Это хорошо согласуется с убеждением Гоголя, согласно которому литературные миры, несмотря на то что они опираются на сложную систему конвенций, выражают жизнь. Жизнь сама является выражением высшего божественного порядка, повинующегося собственным законам и потому не доступного сомнениям. Только дьявол способен, влияя на человека, на время «нарушить» или «изменить» этот порядок жизни.
Возвращение одного и того же было в этой системе мышления основополагающим принципом, защищающим от вторжения иного, отличного от вариации... В этом мире не было принципиальных изменений, никакого движения, никакого нового знания, никакого развития.

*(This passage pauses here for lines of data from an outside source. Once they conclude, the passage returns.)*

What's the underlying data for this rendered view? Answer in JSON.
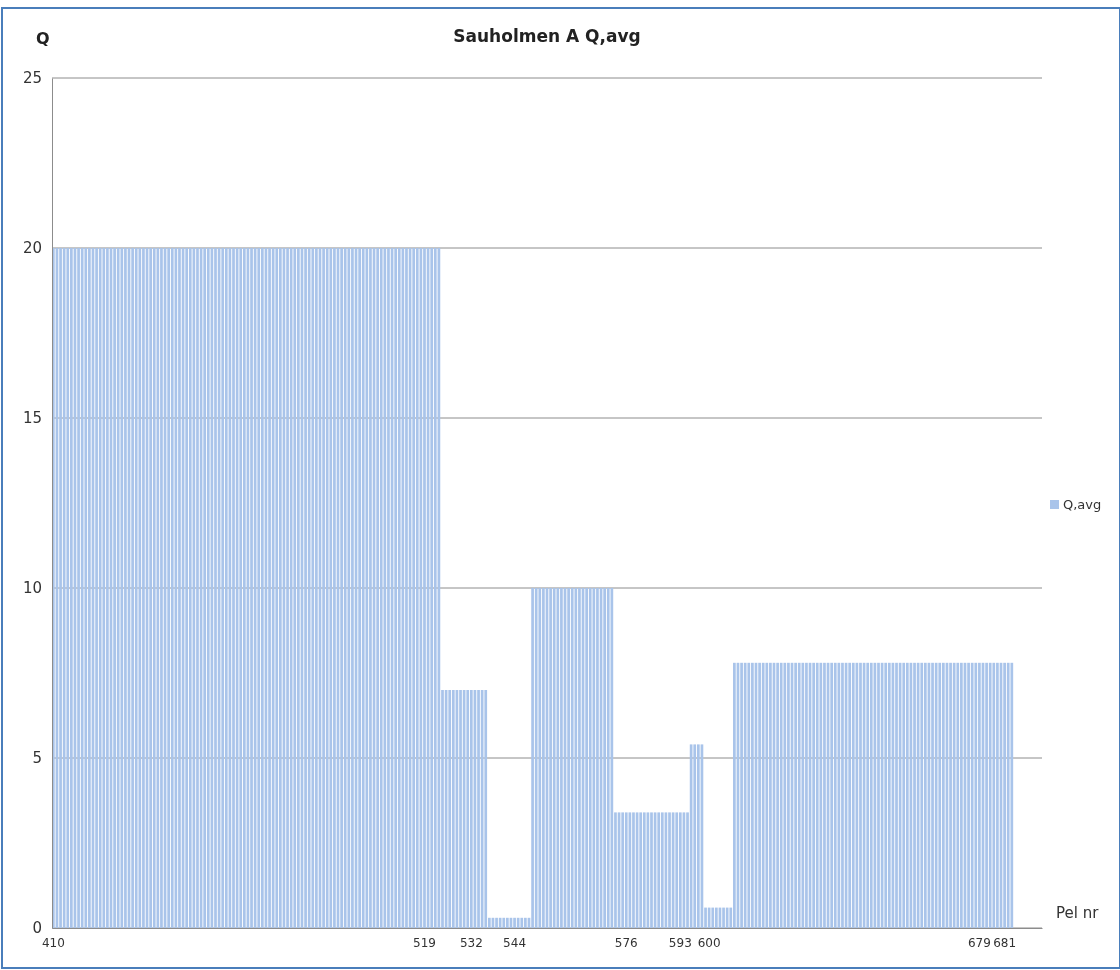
{
  "chart_data": {
    "type": "bar",
    "title": "Sauholmen A Q,avg",
    "xlabel": "Pel nr",
    "ylabel": "Q",
    "categories": [
      "410",
      null,
      null,
      null,
      null,
      null,
      null,
      null,
      null,
      null,
      null,
      null,
      null,
      null,
      null,
      null,
      null,
      null,
      null,
      null,
      null,
      null,
      null,
      null,
      null,
      null,
      null,
      null,
      null,
      null,
      null,
      null,
      null,
      null,
      null,
      null,
      null,
      null,
      null,
      null,
      null,
      null,
      null,
      null,
      null,
      null,
      null,
      null,
      null,
      null,
      null,
      null,
      null,
      null,
      null,
      null,
      null,
      null,
      null,
      null,
      null,
      null,
      null,
      null,
      null,
      null,
      null,
      null,
      null,
      null,
      null,
      null,
      null,
      null,
      null,
      null,
      null,
      null,
      null,
      null,
      null,
      null,
      null,
      null,
      null,
      null,
      null,
      null,
      null,
      null,
      null,
      null,
      null,
      null,
      null,
      null,
      null,
      null,
      null,
      null,
      null,
      null,
      null,
      "519",
      null,
      null,
      null,
      null,
      null,
      null,
      null,
      null,
      null,
      null,
      null,
      null,
      "532",
      null,
      null,
      null,
      null,
      null,
      null,
      null,
      null,
      null,
      null,
      null,
      "544",
      null,
      null,
      null,
      null,
      null,
      null,
      null,
      null,
      null,
      null,
      null,
      null,
      null,
      null,
      null,
      null,
      null,
      null,
      null,
      null,
      null,
      null,
      null,
      null,
      null,
      null,
      null,
      null,
      null,
      null,
      "576",
      null,
      null,
      null,
      null,
      null,
      null,
      null,
      null,
      null,
      null,
      null,
      null,
      null,
      null,
      "593",
      null,
      null,
      null,
      null,
      null,
      null,
      null,
      "600",
      null,
      null,
      null,
      null,
      null,
      null,
      null,
      null,
      null,
      null,
      null,
      null,
      null,
      null,
      null,
      null,
      null,
      null,
      null,
      null,
      null,
      null,
      null,
      null,
      null,
      null,
      null,
      null,
      null,
      null,
      null,
      null,
      null,
      null,
      null,
      null,
      null,
      null,
      null,
      null,
      null,
      null,
      null,
      null,
      null,
      null,
      null,
      null,
      null,
      null,
      null,
      null,
      null,
      null,
      null,
      null,
      null,
      null,
      null,
      null,
      null,
      null,
      null,
      null,
      null,
      null,
      null,
      null,
      null,
      null,
      null,
      null,
      null,
      null,
      "679",
      null,
      null,
      null,
      null,
      null,
      null,
      "681",
      null,
      null,
      null,
      null,
      null,
      null,
      null,
      null,
      null,
      null
    ],
    "series": [
      {
        "name": "Q,avg",
        "color": "#a9c4ea",
        "values": [
          20,
          20,
          20,
          20,
          20,
          20,
          20,
          20,
          20,
          20,
          20,
          20,
          20,
          20,
          20,
          20,
          20,
          20,
          20,
          20,
          20,
          20,
          20,
          20,
          20,
          20,
          20,
          20,
          20,
          20,
          20,
          20,
          20,
          20,
          20,
          20,
          20,
          20,
          20,
          20,
          20,
          20,
          20,
          20,
          20,
          20,
          20,
          20,
          20,
          20,
          20,
          20,
          20,
          20,
          20,
          20,
          20,
          20,
          20,
          20,
          20,
          20,
          20,
          20,
          20,
          20,
          20,
          20,
          20,
          20,
          20,
          20,
          20,
          20,
          20,
          20,
          20,
          20,
          20,
          20,
          20,
          20,
          20,
          20,
          20,
          20,
          20,
          20,
          20,
          20,
          20,
          20,
          20,
          20,
          20,
          20,
          20,
          20,
          20,
          20,
          20,
          20,
          20,
          20,
          20,
          20,
          20,
          20,
          7,
          7,
          7,
          7,
          7,
          7,
          7,
          7,
          7,
          7,
          7,
          7,
          7,
          0.3,
          0.3,
          0.3,
          0.3,
          0.3,
          0.3,
          0.3,
          0.3,
          0.3,
          0.3,
          0.3,
          0.3,
          10,
          10,
          10,
          10,
          10,
          10,
          10,
          10,
          10,
          10,
          10,
          10,
          10,
          10,
          10,
          10,
          10,
          10,
          10,
          10,
          10,
          10,
          10,
          3.4,
          3.4,
          3.4,
          3.4,
          3.4,
          3.4,
          3.4,
          3.4,
          3.4,
          3.4,
          3.4,
          3.4,
          3.4,
          3.4,
          3.4,
          3.4,
          3.4,
          3.4,
          3.4,
          3.4,
          3.4,
          5.4,
          5.4,
          5.4,
          5.4,
          0.6,
          0.6,
          0.6,
          0.6,
          0.6,
          0.6,
          0.6,
          0.6,
          7.8,
          7.8,
          7.8,
          7.8,
          7.8,
          7.8,
          7.8,
          7.8,
          7.8,
          7.8,
          7.8,
          7.8,
          7.8,
          7.8,
          7.8,
          7.8,
          7.8,
          7.8,
          7.8,
          7.8,
          7.8,
          7.8,
          7.8,
          7.8,
          7.8,
          7.8,
          7.8,
          7.8,
          7.8,
          7.8,
          7.8,
          7.8,
          7.8,
          7.8,
          7.8,
          7.8,
          7.8,
          7.8,
          7.8,
          7.8,
          7.8,
          7.8,
          7.8,
          7.8,
          7.8,
          7.8,
          7.8,
          7.8,
          7.8,
          7.8,
          7.8,
          7.8,
          7.8,
          7.8,
          7.8,
          7.8,
          7.8,
          7.8,
          7.8,
          7.8,
          7.8,
          7.8,
          7.8,
          7.8,
          7.8,
          7.8,
          7.8,
          7.8,
          7.8,
          7.8,
          7.8,
          7.8,
          7.8,
          7.8,
          7.8,
          7.8,
          7.8,
          7.8,
          0,
          0,
          0,
          0,
          0,
          0,
          0,
          0
        ]
      }
    ],
    "ylim": [
      0,
      25
    ],
    "yticks": [
      0,
      5,
      10,
      15,
      20,
      25
    ],
    "grid": "y",
    "legend": "right"
  }
}
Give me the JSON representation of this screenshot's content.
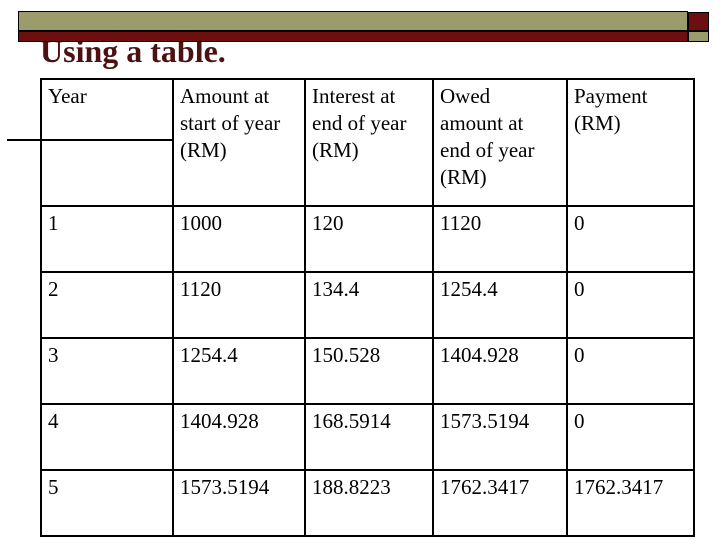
{
  "slide": {
    "title": "Using a table."
  },
  "colors": {
    "accent_tan": "#9B9B6B",
    "accent_dark_red": "#6E0F0F",
    "title_color": "#4C1111",
    "table_border": "#000000"
  },
  "table": {
    "columns": [
      "Year",
      "Amount at\nstart of year\n(RM)",
      "Interest at\nend of year\n(RM)",
      "Owed\namount at\nend of year\n(RM)",
      "Payment\n(RM)"
    ],
    "rows": [
      [
        "1",
        "1000",
        "120",
        "1120",
        "0"
      ],
      [
        "2",
        "1120",
        "134.4",
        "1254.4",
        "0"
      ],
      [
        "3",
        "1254.4",
        "150.528",
        "1404.928",
        "0"
      ],
      [
        "4",
        "1404.928",
        "168.5914",
        "1573.5194",
        "0"
      ],
      [
        "5",
        "1573.5194",
        "188.8223",
        "1762.3417",
        "1762.3417"
      ]
    ]
  }
}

Глядя на нас, культурологов, специалистов по семиотике -или как нас еще назвать - Гоголь мог бы воскликнуть: «Черт побери, нет для вас ни бога, ни мира. Все, чем вы занимаетесь, -чертовщина, сатанинские козни. Вы хотите упорядочить мир, чтобы лучше его понять, но чем больше порядка вы, как вам кажется, находите, тем больше неизвестности перед вами будет открываться. Иначе говоря: вам никогда не удастся ни познать, ни понять мир до конца». Нечто в этом роде мог бы сказать Гоголь, который не только выразил в художественной форме семиотические трансформации в пограничной области между порядком и беспорядком, культурой и хаосом, но и был озабочен вместе с этим, пусть и в скрытой форме, вопросом о «месте» человека в мире и возможностях человеческого познания, т. е. о пределах познавательных возможностей человека.